“Der sinnloseste Trend: Intra Carbs.” So heißt ein Thread auf extrem-bodybuilding.de, der seit Wochen für Zündstoff sorgt. Eröffnet hat ihn NAC, einer der erfahrensten Moderatoren im Forum, und der Mann nimmt kein Blatt vor den Mund.
Wer mich kennt, weiß, dass ich Intra Carbs verfluche und eher hinderlich als nützlich sehe!
Die Reaktionen sind gemischt. Manche feiern NAC für seine klare Kante, andere fühlen sich ertappt, weil gerade ihr 40-Euro-Cluster-Dextrin-Beutel neben der Hantelbank steht. Und dann gibt es die stillen Mitleser, die sich insgeheim fragen: Hab ich die letzten zwei Jahre Geld verbrannt?
Gute Frage. Die Antwort ist wie so oft: Kommt drauf an.
Was das Forum zur Debatte beiträgt
NACs Argumentation ist physiologisch motiviert und auf den ersten Blick schlüssig. Sein Kernargument: Wenn du während des Trainings Kohlenhydrate zu dir nimmst, steigt der Blutzucker. Der Körper schüttet Insulin aus. Und Insulin ist im Training kontraproduktiv.
Wenn man Carbs isst/trinkt, dann steigt der BZ und was macht der Körper? Schüttet Insulin aus um den BZ wieder zu senken! Und wenn der Körper Insulin ausschüttet, dann werden einige Prozesse im Training verhindert.
Er geht noch weiter und vergleicht Bodybuilder mit Rennradfahrern: “Wir sind kein Rennradfahrer die 500km am Stück fahren. Die brauchen Extra Carbs, aber nicht Bodybuilder, die aktiv nicht mal 30-45 min. trainieren.” Das sitzt. Weil es stimmt. Die reine aktive Trainingszeit bei einem typischen Hypertrophie-Workout liegt bei vielleicht 20 Minuten tatsächlicher Muskelarbeit, der Rest sind Pausen.
Was NAC besonders stört, ist das Trinkverhalten: “Was ich aber am schlimmsten finde ist, dass die Leute sich die Intra Carbs Schluckweise saufen! Alter, die haben kein Schimmer was die sich da anstellen!
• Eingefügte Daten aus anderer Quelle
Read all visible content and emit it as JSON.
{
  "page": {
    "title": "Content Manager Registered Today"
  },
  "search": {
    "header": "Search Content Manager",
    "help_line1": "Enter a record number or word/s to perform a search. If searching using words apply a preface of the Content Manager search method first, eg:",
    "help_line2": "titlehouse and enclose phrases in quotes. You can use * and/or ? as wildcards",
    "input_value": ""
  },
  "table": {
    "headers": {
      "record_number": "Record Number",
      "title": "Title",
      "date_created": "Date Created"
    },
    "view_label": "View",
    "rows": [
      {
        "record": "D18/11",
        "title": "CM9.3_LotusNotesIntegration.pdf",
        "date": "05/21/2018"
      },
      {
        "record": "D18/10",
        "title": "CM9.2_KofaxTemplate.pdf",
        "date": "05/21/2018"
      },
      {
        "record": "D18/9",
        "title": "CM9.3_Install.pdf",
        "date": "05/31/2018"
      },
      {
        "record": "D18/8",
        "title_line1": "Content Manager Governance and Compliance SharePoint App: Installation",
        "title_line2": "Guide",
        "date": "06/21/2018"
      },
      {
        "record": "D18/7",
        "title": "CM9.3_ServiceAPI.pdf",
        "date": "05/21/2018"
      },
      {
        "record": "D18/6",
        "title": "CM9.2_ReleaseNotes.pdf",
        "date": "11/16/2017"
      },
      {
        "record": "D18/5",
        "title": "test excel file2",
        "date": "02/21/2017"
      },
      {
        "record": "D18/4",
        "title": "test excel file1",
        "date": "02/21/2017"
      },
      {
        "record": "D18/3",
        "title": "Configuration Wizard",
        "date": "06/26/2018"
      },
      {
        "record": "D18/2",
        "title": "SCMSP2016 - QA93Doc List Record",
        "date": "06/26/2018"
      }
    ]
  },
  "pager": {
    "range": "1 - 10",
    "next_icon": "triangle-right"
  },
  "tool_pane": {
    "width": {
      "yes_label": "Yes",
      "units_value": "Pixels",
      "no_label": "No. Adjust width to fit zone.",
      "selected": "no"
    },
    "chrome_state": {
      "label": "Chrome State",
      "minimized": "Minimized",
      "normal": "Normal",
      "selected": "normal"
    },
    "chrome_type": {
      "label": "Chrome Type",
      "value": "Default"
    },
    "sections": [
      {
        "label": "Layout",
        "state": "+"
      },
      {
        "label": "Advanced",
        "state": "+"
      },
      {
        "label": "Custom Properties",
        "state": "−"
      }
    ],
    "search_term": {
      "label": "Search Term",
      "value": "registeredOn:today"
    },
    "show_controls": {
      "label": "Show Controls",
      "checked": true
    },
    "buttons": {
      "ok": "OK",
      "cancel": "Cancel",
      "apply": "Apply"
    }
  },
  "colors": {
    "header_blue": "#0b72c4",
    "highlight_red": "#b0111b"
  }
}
Denn, ausser BZ Achterbahn erzeugt man sich damit nichts.” Und hier hat er wohl einen Punkt. Wer alle paar Minuten einen kleinen Schluck Carb-Drink nimmt, erzeugt tatsächlich permanente Blutzuckerschwankungen, statt einmal einen sauberen Anstieg zu haben.
Interessant ist SSTR, ein anderer langjähriger User, der eigentlich Intra-Carbs nutzt, aber erstaunlich ehrlich bilanziert:
Ich habe manchmal Tage im Gym, da vergesse ich hin und wieder meinen Intra zu trinken. Der besteht derzeit aus 20g EAAs und 20-30g Cluster + 1g Salz. Ich kann auch keinen Unterschied feststellen, wenn ich nach dem Training dann merke, wow fuck, mein Intra ist noch 3/4 voll!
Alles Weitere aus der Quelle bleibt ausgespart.